Riqueza, civilização e prosperidade nacional

quarta-feira, 18 de setembro de 2013

Portugal do Norte

Estava em Madrid no dia 11 de Setembro de 2013, dia do impressionante cordão humano de muitos milhares de pessoas que se formou na Catalunha ao longo de centenas de quilómetros (fala-se na enormidade de 400km), pela realização de um referendo sobre a independência. Na capital de Espanha não vi nada, ouvi e senti indiferença.

É uma indiferença perigosa, esta das capitais. Transponível para a nossa, Lisboa. A grande maioria da população de capitais como Lisboa ou Madrid não nasceu aí, escolheu viver aí. Olha, por isso, com indiferença, quase desdém, para aqueles que optaram (ou não conseguiram) emigrar para a capital. Em Madrid diz-se que só se vence nas ventas (aludindo à praça de touros). Em Lisboa é conhecido o que se diz sobre o resto de Portugal: é paisagem.

O 11 de Setembro de 2013 pode muito bem ter sido o princípio do fim desta indiferença perigosa para as próprias capitais, e para a unicidade dos Estados europeus tal como os conhecemos hoje. É, pelo menos, a primeira enorme manifestação de rua sobre o caminho que leva esta Europa, se não muda de rumo: o futuro desmembramento de países com fortes identidades parciais; a consequente evolução (?) para a Europa das Cidades-Estado, ao fim e ao cabo cada vez mais centrifugadas por Berlim ou, no melhor dos sonhos, por Bruxelas - em ambos os casos, o mínimo denominador comum para a paz e o progresso num quadro de concorrência interna feroz mas leal, e políticas de bloco exterior comum.

Numa Europa de Cidades-Estado, Lisboa ou Madrid não fazem qualquer sentido enquanto capitais para Barcelona ou para o Porto. Qualquer uma destas últimas (de par com Milão, por exemplo), preferirão ser o seu próprio Luxemburgo. E competir, cooperar, concorrer entre si, Cidades-Estado independentes politicamente, mais ou menos interdependentes, com um referente comum, de bloco, a capital da União Europeia de Cidades-Estado, seja ela Bruxelas ou Berlim - que já é isso mesmo, em relação aos Estados alemães federados.

A perigosa indiferença de Madrid (ao fim e ao cabo, implícito sinal de medo), não deverá ser imitada por Lisboa. Vivemos na ilusão de que Portugal é o país mais unido da Europa.

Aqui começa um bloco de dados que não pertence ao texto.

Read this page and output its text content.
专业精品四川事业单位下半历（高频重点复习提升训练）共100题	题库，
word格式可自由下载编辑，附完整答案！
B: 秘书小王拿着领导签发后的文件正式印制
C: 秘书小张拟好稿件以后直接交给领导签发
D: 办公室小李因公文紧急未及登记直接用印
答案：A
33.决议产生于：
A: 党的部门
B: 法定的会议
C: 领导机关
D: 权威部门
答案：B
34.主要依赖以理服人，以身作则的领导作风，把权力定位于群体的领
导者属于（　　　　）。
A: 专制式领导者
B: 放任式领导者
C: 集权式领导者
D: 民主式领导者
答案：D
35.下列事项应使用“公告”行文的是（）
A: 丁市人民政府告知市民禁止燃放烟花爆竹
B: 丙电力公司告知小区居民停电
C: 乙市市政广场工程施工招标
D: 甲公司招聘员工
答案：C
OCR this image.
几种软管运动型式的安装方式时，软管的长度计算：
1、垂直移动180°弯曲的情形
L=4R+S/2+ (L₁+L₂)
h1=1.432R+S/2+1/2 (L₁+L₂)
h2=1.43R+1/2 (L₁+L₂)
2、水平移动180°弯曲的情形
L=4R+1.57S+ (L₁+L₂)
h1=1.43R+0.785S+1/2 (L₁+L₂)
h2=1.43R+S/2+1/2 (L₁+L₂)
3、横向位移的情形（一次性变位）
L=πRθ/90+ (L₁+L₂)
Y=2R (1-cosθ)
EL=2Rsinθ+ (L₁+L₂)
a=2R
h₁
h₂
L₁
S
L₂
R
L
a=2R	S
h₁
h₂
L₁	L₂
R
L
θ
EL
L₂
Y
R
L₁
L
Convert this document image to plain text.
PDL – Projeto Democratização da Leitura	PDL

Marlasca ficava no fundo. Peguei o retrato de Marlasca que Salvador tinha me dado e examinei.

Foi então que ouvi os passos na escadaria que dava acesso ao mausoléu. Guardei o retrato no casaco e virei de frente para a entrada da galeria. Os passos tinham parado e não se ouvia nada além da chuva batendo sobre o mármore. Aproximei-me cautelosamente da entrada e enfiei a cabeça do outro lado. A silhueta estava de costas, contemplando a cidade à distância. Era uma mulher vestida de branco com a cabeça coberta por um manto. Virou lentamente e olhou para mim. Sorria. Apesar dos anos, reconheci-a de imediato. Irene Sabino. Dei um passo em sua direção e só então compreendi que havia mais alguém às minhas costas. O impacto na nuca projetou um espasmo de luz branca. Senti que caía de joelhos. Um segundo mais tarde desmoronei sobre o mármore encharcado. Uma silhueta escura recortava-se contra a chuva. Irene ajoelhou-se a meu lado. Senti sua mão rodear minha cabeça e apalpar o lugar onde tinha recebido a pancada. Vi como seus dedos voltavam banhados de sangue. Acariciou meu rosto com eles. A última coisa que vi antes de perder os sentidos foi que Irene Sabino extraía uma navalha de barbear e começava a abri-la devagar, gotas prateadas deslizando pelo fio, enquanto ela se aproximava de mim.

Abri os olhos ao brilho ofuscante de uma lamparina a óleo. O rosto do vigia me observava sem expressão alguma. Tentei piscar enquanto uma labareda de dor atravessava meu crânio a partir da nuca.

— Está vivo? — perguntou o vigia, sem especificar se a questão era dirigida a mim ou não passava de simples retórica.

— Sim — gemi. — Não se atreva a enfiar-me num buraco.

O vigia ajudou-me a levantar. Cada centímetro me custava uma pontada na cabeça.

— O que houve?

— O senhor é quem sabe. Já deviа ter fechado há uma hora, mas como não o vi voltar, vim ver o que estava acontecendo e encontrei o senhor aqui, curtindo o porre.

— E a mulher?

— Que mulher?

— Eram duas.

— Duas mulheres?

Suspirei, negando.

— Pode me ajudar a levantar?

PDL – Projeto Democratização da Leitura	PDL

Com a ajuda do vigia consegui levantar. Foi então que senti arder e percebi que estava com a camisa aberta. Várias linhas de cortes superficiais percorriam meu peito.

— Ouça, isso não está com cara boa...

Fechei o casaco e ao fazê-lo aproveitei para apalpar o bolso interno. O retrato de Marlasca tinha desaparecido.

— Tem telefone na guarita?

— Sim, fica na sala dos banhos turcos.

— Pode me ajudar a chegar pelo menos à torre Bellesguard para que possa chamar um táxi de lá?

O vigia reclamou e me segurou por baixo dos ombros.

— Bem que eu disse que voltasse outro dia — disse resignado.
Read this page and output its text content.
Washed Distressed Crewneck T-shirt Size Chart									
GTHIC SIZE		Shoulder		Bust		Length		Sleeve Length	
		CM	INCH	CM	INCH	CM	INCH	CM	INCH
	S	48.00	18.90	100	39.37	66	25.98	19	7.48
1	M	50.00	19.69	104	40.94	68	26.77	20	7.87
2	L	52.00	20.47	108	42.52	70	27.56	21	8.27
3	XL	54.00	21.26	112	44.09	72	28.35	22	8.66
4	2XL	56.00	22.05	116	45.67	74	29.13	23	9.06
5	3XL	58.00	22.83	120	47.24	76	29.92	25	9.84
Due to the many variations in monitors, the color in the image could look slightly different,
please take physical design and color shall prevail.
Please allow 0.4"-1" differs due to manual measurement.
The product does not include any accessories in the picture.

Uma ilusão apenas conveniente. Que vive de aparências, como aquela de dizer que temos a fronteira mais antiga da Europa (o que é apenas sinónimo de desconhecimento sobre os tratados dos limites, ou demarcação da Raia, dos séculos XIX e XX; e ainda em aberto, por exemplo, em relação a Olivença).

As aparências iludem e, no caso que conheço melhor (por ser o único sítio do mundo onde não me sinto emigrante), o norte de Portugal mantém uma identidade muito própria, de bypass a Lisboa, que ainda agora se voltou a afirmar na nova vaga de emigrações e exportações: não para Lisboa.

De resto, os exemplos históricos abundam, desde a Armada dos Gascões de antes da independência de Portugal (em 990), ainda hoje celebrada na Praça da Batalha, no Porto, até à hodierna rivalidade clubística Porto-Benfica, passando pela tanto omitida Lusitânia Setentrional (correspondente ao Entre-Minho-Douro-Vouga, as Terras de Santa Maria, mais antigas do que o Condado Portucalense), país criado (ou apenas bem observado) por Napoleão quando invadiu e dividiu Portugal em três, por meio do tratado secreto de Fontainebleau, que celebrou com a Espanha em 1807.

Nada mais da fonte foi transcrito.